初編
学 問 の す ゝ め ・ 初編 学問には目的がある
「天は人の上に人を造らず人の下に人を造らず」と言えり。—— 福澤諭吉『学問のすゝめ』初編より
いまのことば
人は生まれながらに上下の差はない。
それでも賢い人と愚かな人がいるのは、学んだか、学ばなかったかの違いである。
きょうの暮らしでいうと
日本でいちばん有名な書き出しです。でも、この一文だけで止まると、福澤の言いたいことの半分しか受け取れません。文はこう続きます——それなのに、世の中に賢い人と愚かな人、豊かな人と貧しい人がいるのはなぜか。
その答えとして福澤が引いたのが、実語教の「人学ばざれば智なし、智なき者は愚人なり」でした。生まれではない。学んだかどうかだ。寺子屋で千年読まれた一句が、明治の新しい時代の宣言の土台に置かれたのです。
そして福澤の言う学問は、むずかしい本を読むことではありません。手紙の書き方、そろばん、ものの見方——暮らしの役に立つ「実学」こそ、まず学ぶべきものだと説きました。
考えてみよう
- 問一「生まれではなく、学んだかどうか」——この考え方は、いまの世の中でも本当だと思いますか。

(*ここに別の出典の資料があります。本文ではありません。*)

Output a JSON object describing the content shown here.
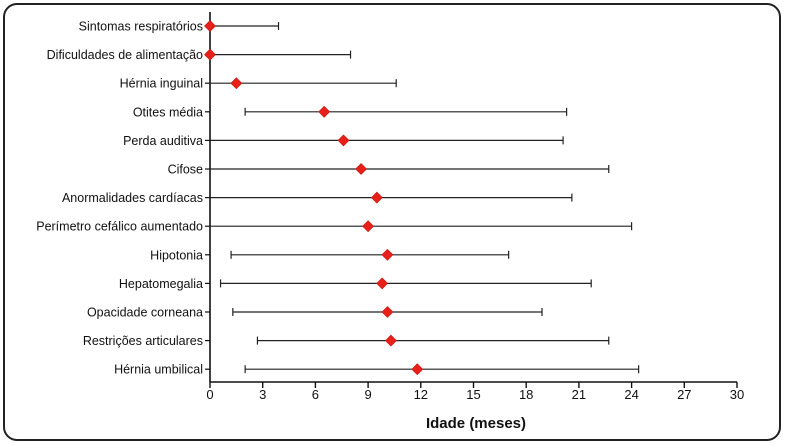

- 問二あなたがいま学んでいることは、暮らしのどこで役に立ちそうですか。
- 問三もし福澤諭吉が今日の日本に来たら、まず何を学べと言うと思いますか。
答えはひとつではありません。おうちの人と話しながら考えるのも、よい学び方です。
豆知識——『学問のすゝめ』の初編は明治5年(1872年)に出ました。最終的に全17編で合計300万部以上とも言われ、当時の日本の人口からすれば、およそ10人に1人が手にした計算になる大ベストセラーでした。